# SFT models

---

Models:
  - 'answerdotai/ModernBERT-base'
  - 'answerdotai/ModernBERT-large'
  - 'google/t5gemma-b-b-prefixlm-it'
  - 'google/t5gemma-s-s-prefixlm'
  - 'google/t5gemma-s-s-prefixlm-it'
  - 'google/t5gemma-s-s-ul2'
  - 'google/t5gemma-s-s-ul2-it'
  - 'google/t5gemma-b-b-ul2'
  - 'google/t5gemma-b-b-prefixlm'
  - 'google/t5gemma-b-b-ul2-it'
  - 'google/t5gemma-l-l-ul2'
  - 'google/t5gemma-l-l-prefixlm'
  - 'google/t5gemma-l-l-ul2-it'
  - 'google/t5gemma-l-l-prefixlm-it'
  - 'google/t5gemma-2-270m-270m'

## Import libs

In [None]:
from trl import SFTTrainer, SFTConfig
import torch
from transformers import AutoModelForCausalLM, AutoTokenizer
import os
from typing import Dict

# SFT config

In [None]:
eval_steps = 120

sft_config = SFTConfig(
    output_dir='../output_sft_models',
    num_train_epochs=1,
    max_length=2048,
    logging_steps=eval_steps,
    save_strategy='no',
    per_device_train_batch_size=1,
    per_device_eval_batch_size=2,
    gradient_accumulation_steps=1,
    optim='adalomo', # adam x4, sgd x2, adagrad x2, adafactor x2, rmsprop x2
    learning_rate=5e-5,
    eval_strategy="steps",
    eval_steps=eval_steps,
    warmup_ratio=0.1,
    gradient_checkpointing=True,
    gradient_checkpointing_kwargs={'use_reentrant': False},
    overwrite_output_dir=True,
    eval_on_start=True,
    bf16_full_eval=True,
    assistant_only_loss=True
)

## SFT func

In [None]:
def sft_model(
    model_name : str = None, 
    models_path : str = None,
    save_models_path : str = None, 
    sft_config : SFTConfig = None,
    test_dataset : Dict = None,
    train_dataset : Dict = None
    ):

    device = 'cuda' if torch.cuda.is_available() else 'cpu'
    input_path = os.path.join(models_path, model_name.replace('/', '--'))
    output_path = os.path.join(save_models_path, model_name.replace('/', '--'))

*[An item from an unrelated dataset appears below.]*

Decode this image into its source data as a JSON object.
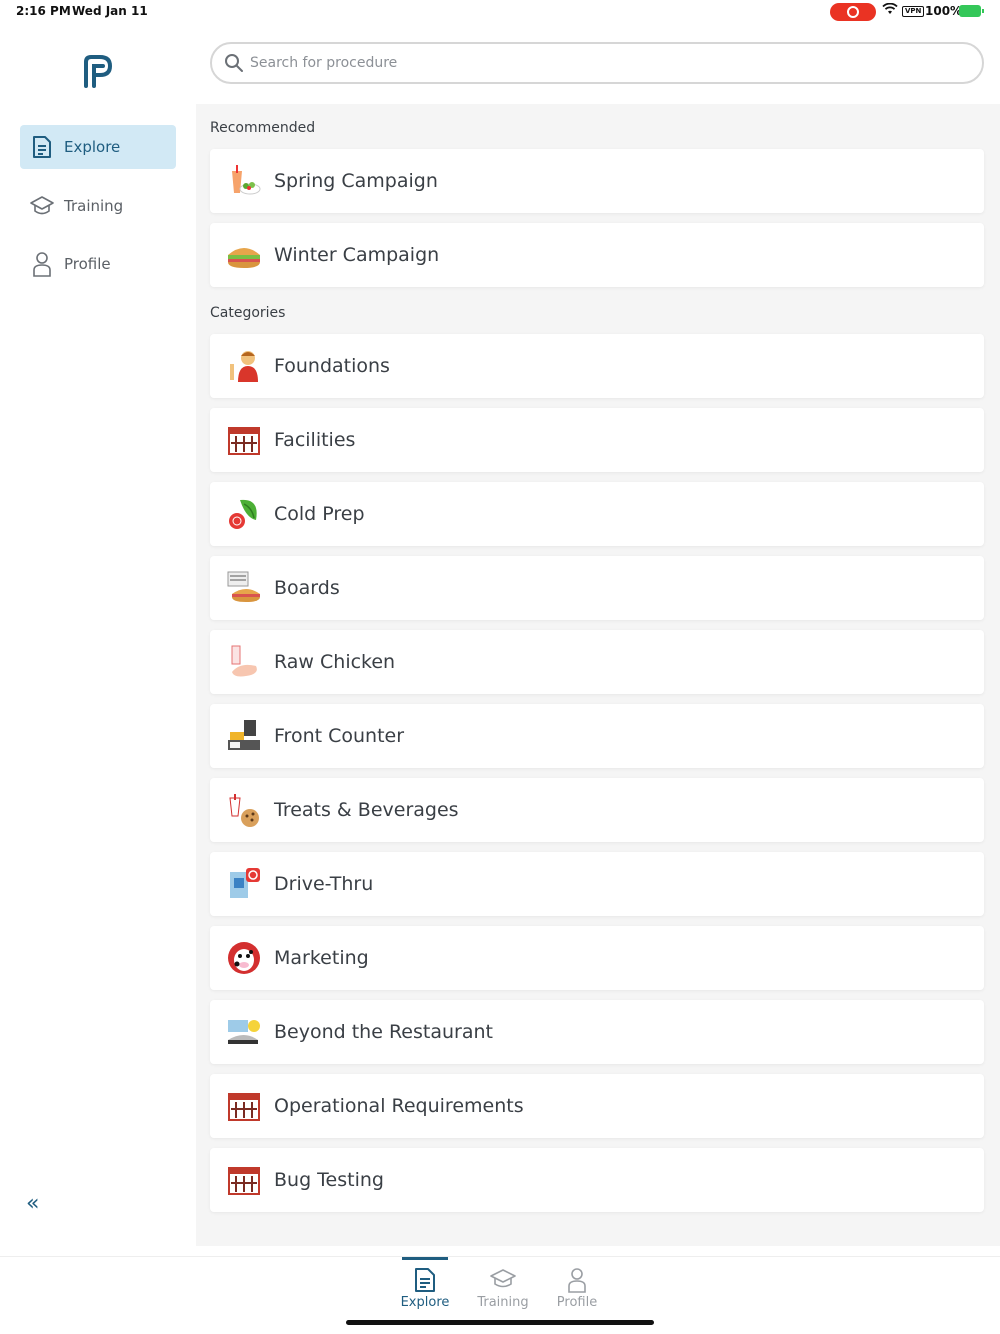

    model = AutoModelForCausalLM.from_pretrained(input_path).to(device)
    tokenizer = AutoTokenizer.from_pretrained(input_path)

    sft_trainer = SFTTrainer(
        model=model,
        args=sft_config,
        test_dataset=test_dataset,
        train_dataset=train_dataset,
        processing_class=tokenizer
    )
    sft_trainer.train()
    sft_trainer.save_model(output_path)

    return f'{model_name} is trained!'

## Shutdown kernel

In [None]:
import os 
import signal

os.kill(os.getpid(), signal.SIGTERM)